The United States is bidding farewell to the penny, with the Philadelphia Mint striking its last batch of one-cent coins after over 230 years of production. This historic moment is driven by rising production costs—pennies now cost nearly four cents to create. As President Donald Trump noted in February, this decision aims to ‘rip the waste out of our nation’s budget,’ with expected savings of about $56 million annually.
Despite the penny’s departure from minting, it will still remain in circulation; however, businesses are already starting to adjust prices as the tiny coin becomes increasingly scarce. The Treasury Department estimates that approximately 300 billion pennies will still be in circulation, which is significantly more than necessary for everyday commerce. Remarkably, about 60% of coins in circulation are simply stashed away in homes, accumulating value of about $60-$90 per household.

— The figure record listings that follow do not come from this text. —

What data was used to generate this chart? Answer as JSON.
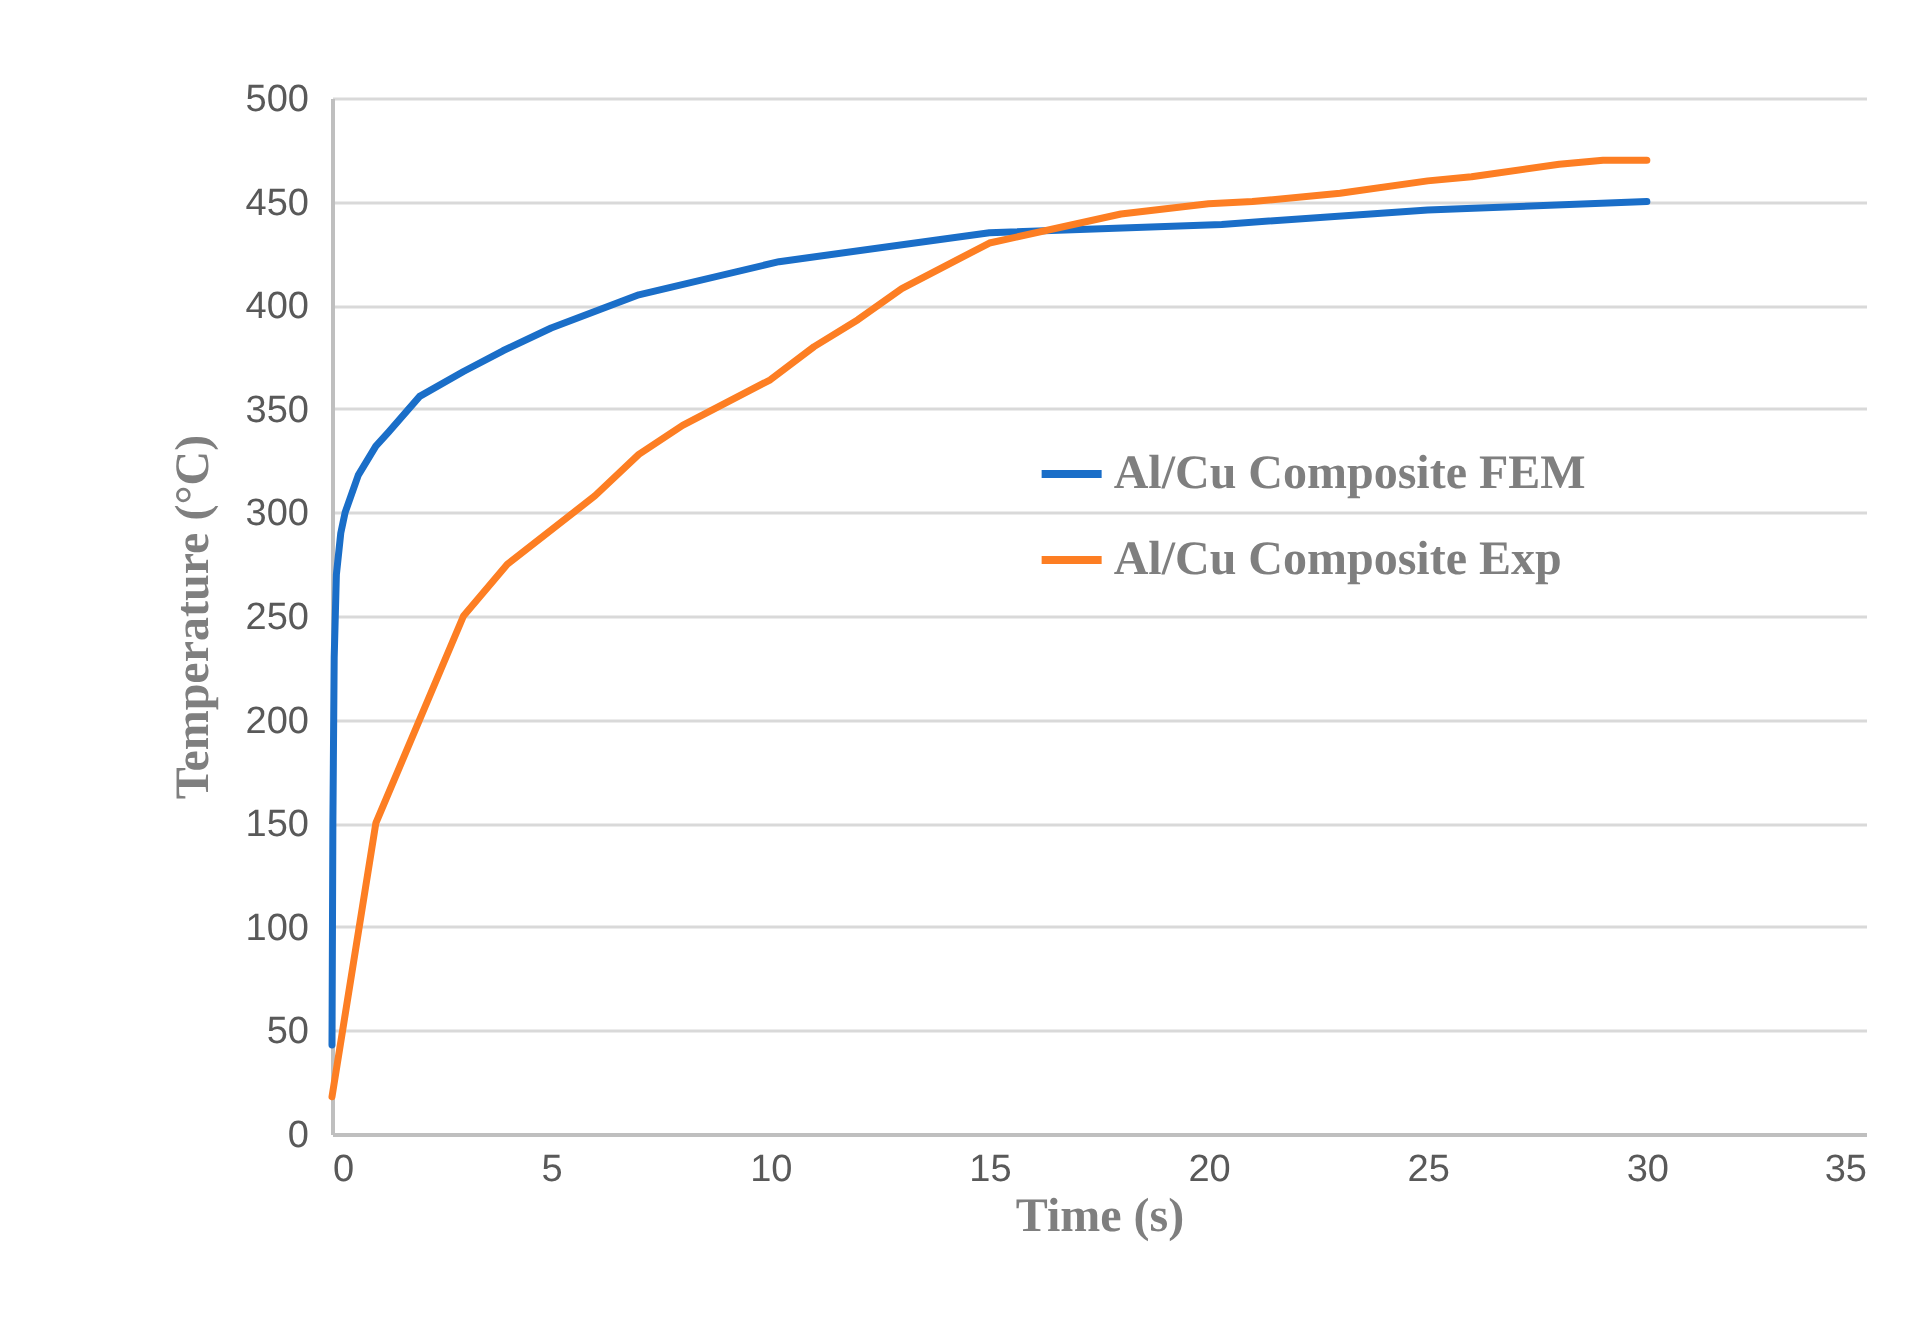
{
  "chart_data": {
    "type": "line",
    "xlabel": "Time (s)",
    "ylabel": "Temperature (°C)",
    "xlim": [
      0,
      35
    ],
    "xticks": [
      0,
      5,
      10,
      15,
      20,
      25,
      30,
      35
    ],
    "ylim": [
      0,
      500
    ],
    "yticks": [
      0,
      50,
      100,
      150,
      200,
      250,
      300,
      350,
      400,
      450,
      500
    ],
    "grid": "y",
    "legend": "right",
    "line_style": "solid",
    "series": [
      {
        "name": "Al/Cu Composite FEM",
        "color": "#1a6ec8",
        "x": [
          0,
          0.02,
          0.05,
          0.1,
          0.2,
          0.3,
          0.6,
          1,
          1.3,
          2,
          3,
          3.9,
          5,
          7,
          10.2,
          15,
          20.3,
          25,
          30
        ],
        "values": [
          43,
          150,
          230,
          270,
          290,
          300,
          318,
          332,
          339,
          356,
          368,
          378,
          389,
          405,
          421,
          435,
          439,
          446,
          450
        ]
      },
      {
        "name": "Al/Cu Composite Exp",
        "color": "#fd7e23",
        "x": [
          0,
          1,
          3,
          4,
          6,
          7,
          8,
          10,
          11,
          12,
          13,
          15,
          18,
          20,
          21,
          23,
          25,
          26,
          28,
          29,
          30
        ],
        "values": [
          18,
          150,
          250,
          275,
          308,
          328,
          342,
          364,
          380,
          393,
          408,
          430,
          444,
          449,
          450,
          454,
          460,
          462,
          468,
          470,
          470
        ]
      }
    ]
  }
}
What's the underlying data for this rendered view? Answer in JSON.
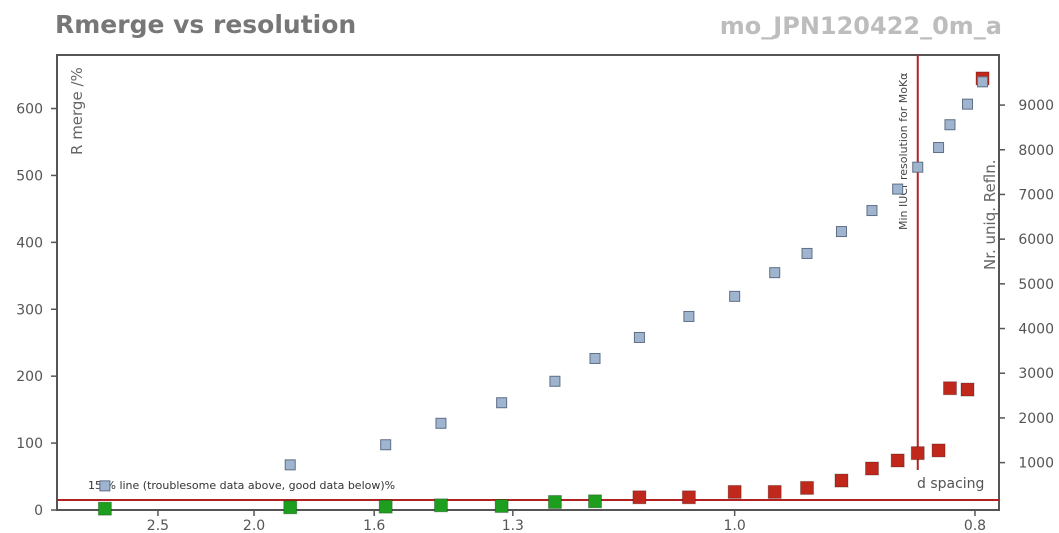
{
  "header": {
    "title": "Rmerge vs resolution",
    "subtitle": "mo_JPN120422_0m_a"
  },
  "chart_data": {
    "type": "scatter",
    "title": "Rmerge vs resolution",
    "subtitle": "mo_JPN120422_0m_a",
    "xlabel": "d spacing",
    "ylabel_left": "R merge /%",
    "ylabel_right": "Nr. uniq. Refln.",
    "x_scale": "reciprocal",
    "x_ticks": [
      2.5,
      2.0,
      1.6,
      1.3,
      1.0,
      0.8
    ],
    "x_tick_labels": [
      "2.5",
      "2.0",
      "1.6",
      "1.3",
      "1.0",
      "0.8"
    ],
    "y_left_ticks": [
      0,
      100,
      200,
      300,
      400,
      500,
      600
    ],
    "y_left_tick_labels": [
      "0",
      "100",
      "200",
      "300",
      "400",
      "500",
      "600"
    ],
    "y_left_lim": [
      0,
      680
    ],
    "y_right_ticks": [
      1000,
      2000,
      3000,
      4000,
      5000,
      6000,
      7000,
      8000,
      9000
    ],
    "y_right_tick_labels": [
      "1000",
      "2000",
      "3000",
      "4000",
      "5000",
      "6000",
      "7000",
      "8000",
      "9000"
    ],
    "y_right_lim": [
      -60,
      10120
    ],
    "x_lim_inverse": [
      0.295,
      1.275
    ],
    "series": [
      {
        "role": "rmerge",
        "axis": "left",
        "points": [
          {
            "d": 2.9,
            "v": 2,
            "color": "#1e9e1e"
          },
          {
            "d": 1.86,
            "v": 4,
            "color": "#1e9e1e"
          },
          {
            "d": 1.57,
            "v": 5,
            "color": "#1e9e1e"
          },
          {
            "d": 1.44,
            "v": 7,
            "color": "#1e9e1e"
          },
          {
            "d": 1.32,
            "v": 6,
            "color": "#1e9e1e"
          },
          {
            "d": 1.23,
            "v": 12,
            "color": "#1e9e1e"
          },
          {
            "d": 1.17,
            "v": 13,
            "color": "#1e9e1e"
          },
          {
            "d": 1.11,
            "v": 19,
            "color": "#c0281c"
          },
          {
            "d": 1.05,
            "v": 19,
            "color": "#c0281c"
          },
          {
            "d": 1.0,
            "v": 27,
            "color": "#c0281c"
          },
          {
            "d": 0.96,
            "v": 27,
            "color": "#c0281c"
          },
          {
            "d": 0.93,
            "v": 33,
            "color": "#c0281c"
          },
          {
            "d": 0.9,
            "v": 44,
            "color": "#c0281c"
          },
          {
            "d": 0.875,
            "v": 62,
            "color": "#c0281c"
          },
          {
            "d": 0.855,
            "v": 74,
            "color": "#c0281c"
          },
          {
            "d": 0.84,
            "v": 85,
            "color": "#c0281c"
          },
          {
            "d": 0.825,
            "v": 89,
            "color": "#c0281c"
          },
          {
            "d": 0.817,
            "v": 182,
            "color": "#c0281c"
          },
          {
            "d": 0.805,
            "v": 180,
            "color": "#c0281c"
          },
          {
            "d": 0.795,
            "v": 645,
            "color": "#c0281c"
          }
        ]
      },
      {
        "role": "unique_reflections",
        "axis": "right",
        "color": "#9fb4cf",
        "points": [
          {
            "d": 2.9,
            "v": 480
          },
          {
            "d": 1.86,
            "v": 950
          },
          {
            "d": 1.57,
            "v": 1400
          },
          {
            "d": 1.44,
            "v": 1880
          },
          {
            "d": 1.32,
            "v": 2340
          },
          {
            "d": 1.23,
            "v": 2820
          },
          {
            "d": 1.17,
            "v": 3330
          },
          {
            "d": 1.11,
            "v": 3800
          },
          {
            "d": 1.05,
            "v": 4270
          },
          {
            "d": 1.0,
            "v": 4720
          },
          {
            "d": 0.96,
            "v": 5250
          },
          {
            "d": 0.93,
            "v": 5680
          },
          {
            "d": 0.9,
            "v": 6170
          },
          {
            "d": 0.875,
            "v": 6640
          },
          {
            "d": 0.855,
            "v": 7120
          },
          {
            "d": 0.84,
            "v": 7610
          },
          {
            "d": 0.825,
            "v": 8050
          },
          {
            "d": 0.817,
            "v": 8560
          },
          {
            "d": 0.805,
            "v": 9020
          },
          {
            "d": 0.795,
            "v": 9520
          }
        ]
      }
    ],
    "reference_lines": [
      {
        "orientation": "horizontal",
        "axis": "left",
        "value": 15,
        "label": "15 % line (troublesome data above, good data below)%",
        "color": "#b22222"
      },
      {
        "orientation": "vertical",
        "d": 0.84,
        "label": "Min IUCr resolution for MoKα",
        "color": "#b22222"
      }
    ],
    "grid": false
  }
}
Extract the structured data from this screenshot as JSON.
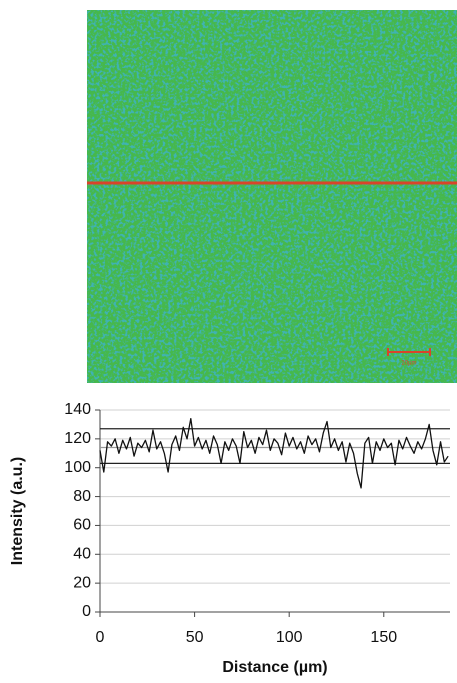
{
  "image": {
    "scale_bar_label": "20µm"
  },
  "chart_data": {
    "type": "line",
    "x_label": "Distance (µm)",
    "y_label": "Intensity (a.u.)",
    "x": [
      0,
      2,
      4,
      6,
      8,
      10,
      12,
      14,
      16,
      18,
      20,
      22,
      24,
      26,
      28,
      30,
      32,
      34,
      36,
      38,
      40,
      42,
      44,
      46,
      48,
      50,
      52,
      54,
      56,
      58,
      60,
      62,
      64,
      66,
      68,
      70,
      72,
      74,
      76,
      78,
      80,
      82,
      84,
      86,
      88,
      90,
      92,
      94,
      96,
      98,
      100,
      102,
      104,
      106,
      108,
      110,
      112,
      114,
      116,
      118,
      120,
      122,
      124,
      126,
      128,
      130,
      132,
      134,
      136,
      138,
      140,
      142,
      144,
      146,
      148,
      150,
      152,
      154,
      156,
      158,
      160,
      162,
      164,
      166,
      168,
      170,
      172,
      174,
      176,
      178,
      180,
      182,
      184
    ],
    "series": [
      {
        "color": "#111111",
        "values": [
          112,
          97,
          118,
          115,
          120,
          110,
          119,
          113,
          121,
          108,
          117,
          114,
          119,
          111,
          126,
          113,
          118,
          110,
          97,
          116,
          122,
          112,
          128,
          120,
          134,
          115,
          121,
          113,
          119,
          110,
          122,
          116,
          103,
          118,
          112,
          120,
          115,
          103,
          125,
          114,
          119,
          110,
          121,
          116,
          126,
          112,
          120,
          117,
          109,
          124,
          115,
          121,
          113,
          118,
          110,
          122,
          116,
          120,
          111,
          124,
          132,
          114,
          120,
          112,
          118,
          104,
          117,
          110,
          96,
          86,
          117,
          121,
          103,
          118,
          112,
          120,
          114,
          117,
          102,
          119,
          113,
          121,
          115,
          110,
          118,
          113,
          120,
          130,
          112,
          102,
          118,
          104,
          108
        ]
      }
    ],
    "reference_lines": [
      {
        "value": 127,
        "color": "#222222"
      },
      {
        "value": 114,
        "color": "#999999"
      },
      {
        "value": 103,
        "color": "#222222"
      }
    ],
    "xlim": [
      0,
      185
    ],
    "xticks": [
      0,
      50,
      100,
      150
    ],
    "ylim": [
      0,
      140
    ],
    "yticks": [
      0,
      20,
      40,
      60,
      80,
      100,
      120,
      140
    ],
    "grid": true
  }
}
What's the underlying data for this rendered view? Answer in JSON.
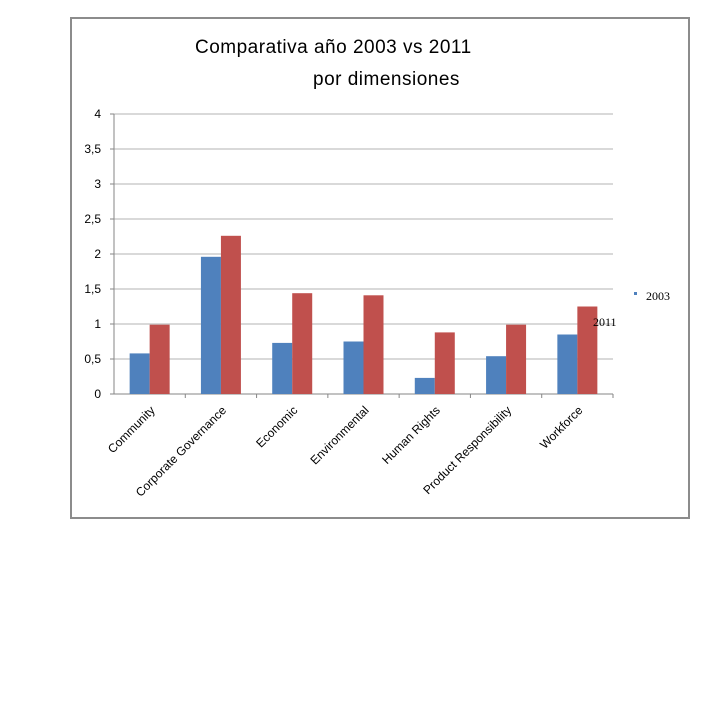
{
  "chart_data": {
    "type": "bar",
    "title_lines": [
      "Comparativa  año 2003 vs 2011",
      "por dimensiones"
    ],
    "categories": [
      "Community",
      "Corporate Governance",
      "Economic",
      "Environmental",
      "Human Rights",
      "Product Responsibility",
      "Workforce"
    ],
    "series": [
      {
        "name": "2003",
        "color": "#4F81BD",
        "values": [
          0.58,
          1.96,
          0.73,
          0.75,
          0.23,
          0.54,
          0.85
        ]
      },
      {
        "name": "2011",
        "color": "#C0504D",
        "values": [
          0.99,
          2.26,
          1.44,
          1.41,
          0.88,
          0.99,
          1.25
        ]
      }
    ],
    "yticks": [
      "0",
      "0,5",
      "1",
      "1,5",
      "2",
      "2,5",
      "3",
      "3,5",
      "4"
    ],
    "ylim": [
      0,
      4
    ],
    "xlabel": "",
    "ylabel": "",
    "grid": true,
    "legend_position": "right"
  }
}
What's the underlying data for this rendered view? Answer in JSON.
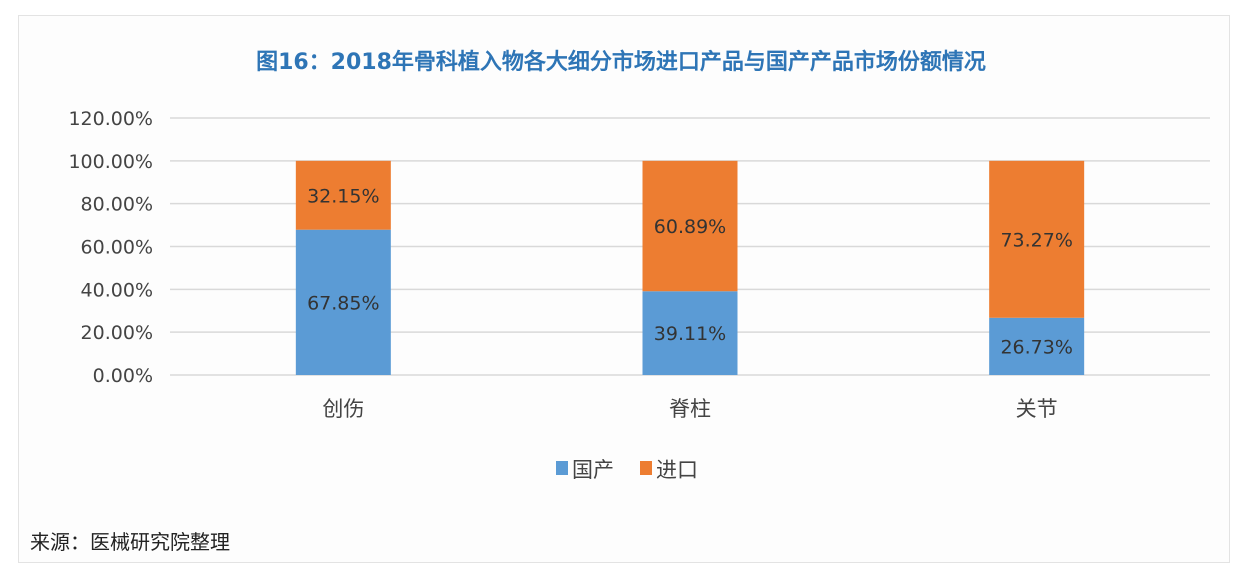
{
  "chart_data": {
    "type": "bar",
    "stacked": true,
    "title": "图16：2018年骨科植入物各大细分市场进口产品与国产产品市场份额情况",
    "categories": [
      "创伤",
      "脊柱",
      "关节"
    ],
    "series": [
      {
        "name": "国产",
        "color": "#5b9bd5",
        "values": [
          67.85,
          39.11,
          26.73
        ],
        "labels": [
          "67.85%",
          "39.11%",
          "26.73%"
        ]
      },
      {
        "name": "进口",
        "color": "#ed7d31",
        "values": [
          32.15,
          60.89,
          73.27
        ],
        "labels": [
          "32.15%",
          "60.89%",
          "73.27%"
        ]
      }
    ],
    "ylim": [
      0,
      120
    ],
    "yticks": [
      "0.00%",
      "20.00%",
      "40.00%",
      "60.00%",
      "80.00%",
      "100.00%",
      "120.00%"
    ],
    "xlabel": "",
    "ylabel": "",
    "grid": true,
    "legend_position": "bottom"
  },
  "source": "来源：医械研究院整理"
}
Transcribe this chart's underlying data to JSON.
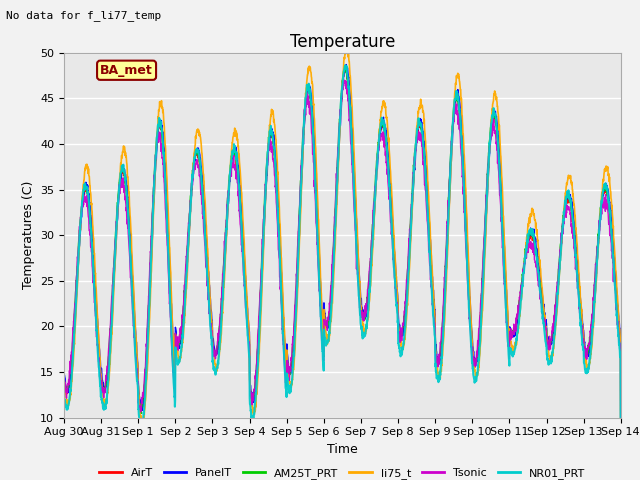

Consumers might want to prepare for possible changes as businesses start rounding prices, with studies suggesting that this shift could increase overall costs for shoppers by about $6 million annually. Other countries, such as Canada and Australia, have previously retired their low-value coins, showing a global trend in phasing out less useful currency.
As the conversation turns to the nickel, which costs nearly 14 cents to produce, the implications of retiring it could lead to an even larger financial impact on consumers, estimated to be a potential $55 million loss per year. This change reflects an evolving landscape where digital transactions gain momentum, diminishing the relevance of low-value coins.